FOR IMMEDIATE RELEASE
Wednesday, May 26 at 5:00 a.m. EDT
Full report, appendix and video interview with report author available at this link.
AS U.S. VEHICLE TRAVEL REBOUNDS TO NEAR PRE-PANDEMIC LEVELS, 15 STATES HAVE EXCEED PRE-COVID LEVELS; NEW REPORT EXAMINES COVID-19 IMPACT AND CURRENT TRENDS IN VEHICLE TRAVEL, COMMUTING, DAILY TRIPS, E-COMMERCE, CONGESTION AND FUTURE TRAVEL TRENDS.
Washington, DC – As the summer travel season begins and the U.S. continues to emerge from the COVID-19 pandemic, vehicle travel has returned to near pre-pandemic levels and has surpassed pre-COVID levels in 15 states, according to a new report released today by TRIP, a Washington, DC based national transportation research nonprofit.
The TRIP report, “Transportation Impact and Implications of COVID-19,” finds that, while U.S. vehicle miles of travel (VMT) bottomed out in April 2020 at a level 40 percent below that in April 2019, by March 2021, VMT had rebounded to just three percent below March 2019 levels (the most recent March not impacted by the COVID-19 pandemic).

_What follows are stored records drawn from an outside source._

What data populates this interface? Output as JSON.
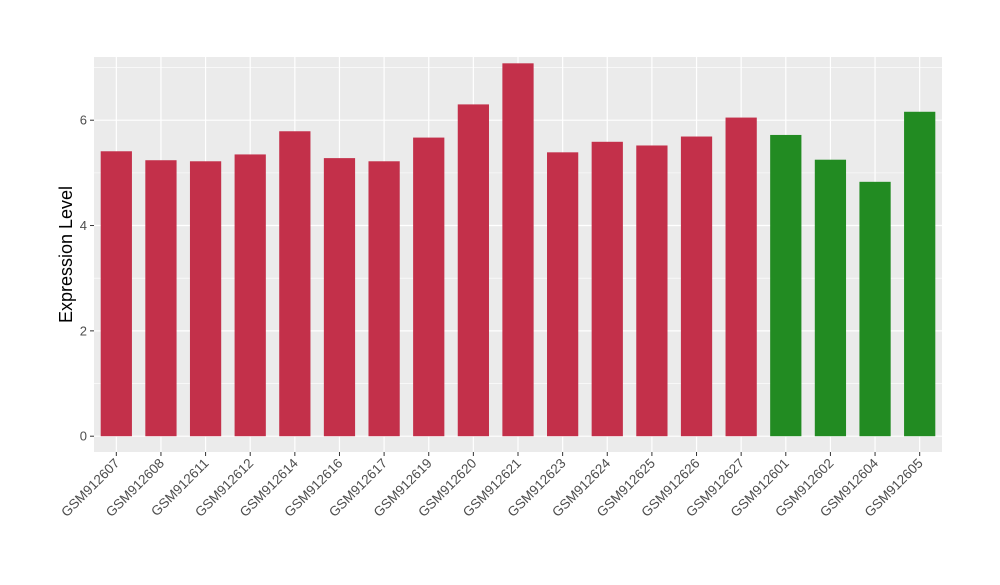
{
  "chart_data": {
    "type": "bar",
    "ylabel": "Expression Level",
    "xlabel": "",
    "ylim": [
      -0.3,
      7.2
    ],
    "yticks": [
      0,
      2,
      4,
      6
    ],
    "grid": true,
    "categories": [
      "GSM912607",
      "GSM912608",
      "GSM912611",
      "GSM912612",
      "GSM912614",
      "GSM912616",
      "GSM912617",
      "GSM912619",
      "GSM912620",
      "GSM912621",
      "GSM912623",
      "GSM912624",
      "GSM912625",
      "GSM912626",
      "GSM912627",
      "GSM912601",
      "GSM912602",
      "GSM912604",
      "GSM912605"
    ],
    "values": [
      5.41,
      5.24,
      5.22,
      5.35,
      5.79,
      5.28,
      5.22,
      5.67,
      6.3,
      7.08,
      5.39,
      5.59,
      5.52,
      5.69,
      6.05,
      5.72,
      5.25,
      4.83,
      6.16
    ],
    "colors": [
      "#C3304A",
      "#C3304A",
      "#C3304A",
      "#C3304A",
      "#C3304A",
      "#C3304A",
      "#C3304A",
      "#C3304A",
      "#C3304A",
      "#C3304A",
      "#C3304A",
      "#C3304A",
      "#C3304A",
      "#C3304A",
      "#C3304A",
      "#228B22",
      "#228B22",
      "#228B22",
      "#228B22"
    ],
    "panel_background": "#EBEBEB",
    "grid_color": "#FFFFFF",
    "axis_text_color": "#4D4D4D"
  }
}
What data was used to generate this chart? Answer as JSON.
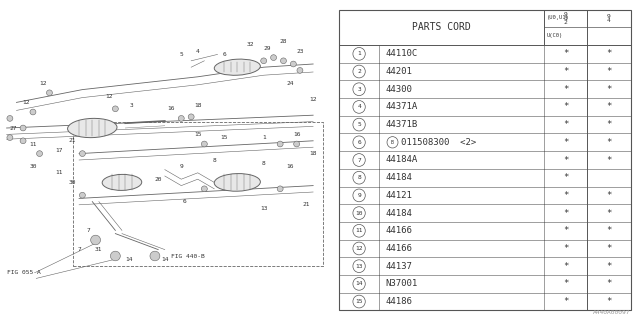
{
  "parts_cord_header": "PARTS CORD",
  "parts": [
    {
      "num": "1",
      "code": "44110C",
      "c1": "*",
      "c2": "*"
    },
    {
      "num": "2",
      "code": "44201",
      "c1": "*",
      "c2": "*"
    },
    {
      "num": "3",
      "code": "44300",
      "c1": "*",
      "c2": "*"
    },
    {
      "num": "4",
      "code": "44371A",
      "c1": "*",
      "c2": "*"
    },
    {
      "num": "5",
      "code": "44371B",
      "c1": "*",
      "c2": "*"
    },
    {
      "num": "6",
      "code": "011508300  <2>",
      "c1": "*",
      "c2": "*",
      "b_circle": true
    },
    {
      "num": "7",
      "code": "44184A",
      "c1": "*",
      "c2": "*"
    },
    {
      "num": "8",
      "code": "44184",
      "c1": "*",
      "c2": ""
    },
    {
      "num": "9",
      "code": "44121",
      "c1": "*",
      "c2": "*"
    },
    {
      "num": "10",
      "code": "44184",
      "c1": "*",
      "c2": "*"
    },
    {
      "num": "11",
      "code": "44166",
      "c1": "*",
      "c2": "*"
    },
    {
      "num": "12",
      "code": "44166",
      "c1": "*",
      "c2": "*"
    },
    {
      "num": "13",
      "code": "44137",
      "c1": "*",
      "c2": "*"
    },
    {
      "num": "14",
      "code": "N37001",
      "c1": "*",
      "c2": "*"
    },
    {
      "num": "15",
      "code": "44186",
      "c1": "*",
      "c2": "*"
    }
  ],
  "header_col3_top": "9",
  "header_col3_mid": "3",
  "header_col3_bot": "2",
  "header_col4_top": "9",
  "header_col4_bot": "4",
  "header_sub3": "(U0,U1)",
  "header_sub4": "U(C0)",
  "watermark": "A440A00097",
  "fig_left": "FIG 055-A",
  "fig_right": "FIG 440-B",
  "bg_color": "#ffffff",
  "line_color": "#555555",
  "text_color": "#333333",
  "table_fs": 6.5,
  "diag_lc": "#666666"
}
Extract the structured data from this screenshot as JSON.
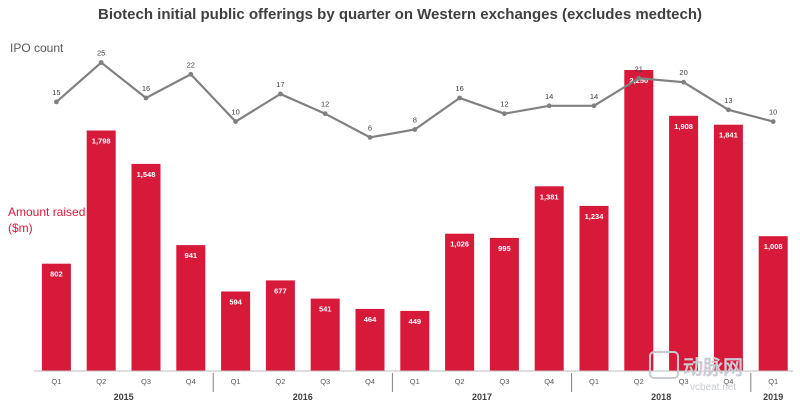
{
  "chart_data": {
    "type": "bar",
    "title": "Biotech initial public offerings by quarter on Western exchanges (excludes medtech)",
    "categories": [
      "Q1",
      "Q2",
      "Q3",
      "Q4",
      "Q1",
      "Q2",
      "Q3",
      "Q4",
      "Q1",
      "Q2",
      "Q3",
      "Q4",
      "Q1",
      "Q2",
      "Q3",
      "Q4",
      "Q1"
    ],
    "years": [
      {
        "label": "2015",
        "start": 0,
        "end": 3
      },
      {
        "label": "2016",
        "start": 4,
        "end": 7
      },
      {
        "label": "2017",
        "start": 8,
        "end": 11
      },
      {
        "label": "2018",
        "start": 12,
        "end": 15
      },
      {
        "label": "2019",
        "start": 16,
        "end": 16
      }
    ],
    "series": [
      {
        "name": "Amount raised ($m)",
        "kind": "bar",
        "values": [
          802,
          1798,
          1548,
          941,
          594,
          677,
          541,
          464,
          449,
          1026,
          995,
          1381,
          1234,
          2250,
          1908,
          1841,
          1008
        ],
        "labels": [
          "802",
          "1,798",
          "1,548",
          "941",
          "594",
          "677",
          "541",
          "464",
          "449",
          "1,026",
          "995",
          "1,381",
          "1,234",
          "2,250",
          "1,908",
          "1,841",
          "1,008"
        ]
      },
      {
        "name": "IPO count",
        "kind": "line",
        "values": [
          15,
          25,
          16,
          22,
          10,
          17,
          12,
          6,
          8,
          16,
          12,
          14,
          14,
          21,
          20,
          13,
          10
        ]
      }
    ],
    "legend_ipo": "IPO count",
    "legend_amount_line1": "Amount raised",
    "legend_amount_line2": "($m)",
    "ylim_bar": [
      0,
      2300
    ],
    "ylim_line": [
      0,
      25
    ],
    "colors": {
      "bar": "#d71a3a",
      "line": "#808080"
    }
  },
  "watermark": {
    "text": "动脉网",
    "sub": "vcbeat.net"
  }
}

In fact, by March 2021, vehicle travel in 15 states had surpassed VMT rates in March 2019. The chart below shows the 15 states with the highest rate of growth in VMT between March 2019 and March 2021. The report’s appendix includes vehicle travel data for each state for March 2019, April 2020 and March 2021.
The COVID-19 pandemic also altered weekday traffic congestion patterns. While vehicle travel and congestion were drastically reduced in the early stages of the pandemic, by early Spring 2021, evening rush hours had largely returned to pre-pandemic levels, while morning rush hours continue to be reduced and mid-day traffic volumes remain higher than before the pandemic. An April 2021 report from INRIX found that evening rush hours in 45 of the nation’s 100 largest metro areas have returned to pre-pandemic levels, while morning rush hour traffic levels have returned to only five of the 100 largest metro areas.

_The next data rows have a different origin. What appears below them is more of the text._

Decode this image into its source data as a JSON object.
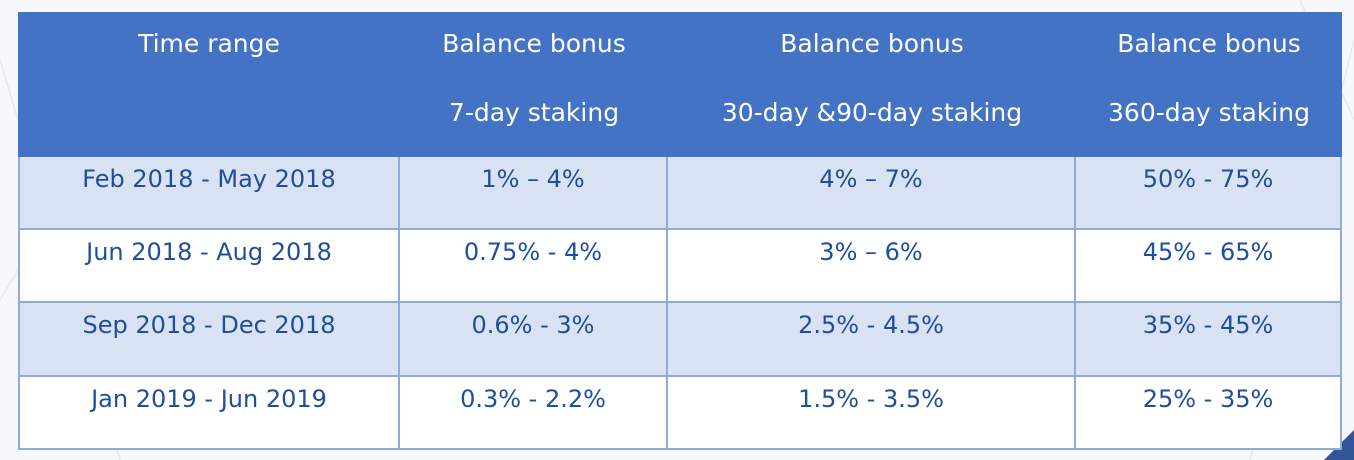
{
  "table": {
    "header": [
      [
        "Time range"
      ],
      [
        "Balance bonus",
        "7-day staking"
      ],
      [
        "Balance bonus",
        "30-day &90-day staking"
      ],
      [
        "Balance bonus",
        "360-day staking"
      ]
    ],
    "rows": [
      [
        "Feb 2018 - May 2018",
        "1% – 4%",
        "4% – 7%",
        "50% - 75%"
      ],
      [
        "Jun 2018 - Aug 2018",
        "0.75% - 4%",
        "3% – 6%",
        "45% - 65%"
      ],
      [
        "Sep 2018 - Dec 2018",
        "0.6% - 3%",
        "2.5% - 4.5%",
        "35% - 45%"
      ],
      [
        "Jan 2019 - Jun 2019",
        "0.3% - 2.2%",
        "1.5% - 3.5%",
        "25% - 35%"
      ]
    ]
  }
}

Estimates by the U.S. Bureau of Transportation Statistics (BTS) show that the share of Americans who report staying home and avoiding any trips has also returned nearly to pre-pandemic levels – from 21 percent in April 2019 to a peak of 29 percent in April 2020 and back to 22 percent in March 2021. BTS also has found that the total number of daily trips, defined as a trip that included at least one destination that resulted in a stop of at least 10 minutes, declined by 38 percent between April 2019 and April 2020. But by March 2021 the total number of daily trips had rebounded to only 12 percent below that in April 2019. The appendix of the TRIP report includes state-by-state data for the share of population staying home and average daily trips for April 2019, April 2020 and March 2021.
The use of e-commerce, largely for home deliveries, has continued to increase during the pandemic. During the last quarter of 2019, e-commerce’s share of U.S. retail sales was 13 percent. E-commerce’s share of U.S. retail sales increased to 15 percent by the second quarter of 2020 and reached 16 percent by the fourth quarter of 2020, double the eight percent share in 2015.
Both employers and employees have largely found remote working to be positive and are likely to support a significant share of work post-pandemic continuing to be from home, further impacting travel trends and migration trends. In 2018, five percent of U.S. workers were working from home. By September 2020, workers in 58 percent of U.S. households that had at least one employed member reported that they had substituted some or all of their in-person work for tele-work, a share that increased to 62 percent in March 2021. In addition to altering commuting patterns, the likelihood that remote work will continue to untether a significant share of workers is also anticipated to result in a significant migration of Americans who, given greater geographic freedom, will tend to move from areas with higher density and housing costs to areas with lower density and housing costs.
The TRIP report finds that transportation policy post-pandemic will need to be flexible to reflect emerging trends. Post-pandemic factors that are likely to impact U.S. travel patterns include reductions in commuting, business travel, and in-person meetings; increased use of e-commerce and tele-medicine; and, evolving preferences for travel modes due to relative changes in the competitive attributes of travel options, such as increased auto use due to increased highway reliability or additional parking availability.
“While future transportation trends in a post-COVID-19 world will likely take several years to fully emerge, we already see that vehicle travel is almost back to pre-pandemic levels – it is already higher in 15 states,” said Dave Kearby, TRIP’s executive director. “Meeting the nation’s post-COVID-19 mobility needs will require that increased federal and state transportation funding provide state and local governments the flexibility to determine how best to improve their transportation system.”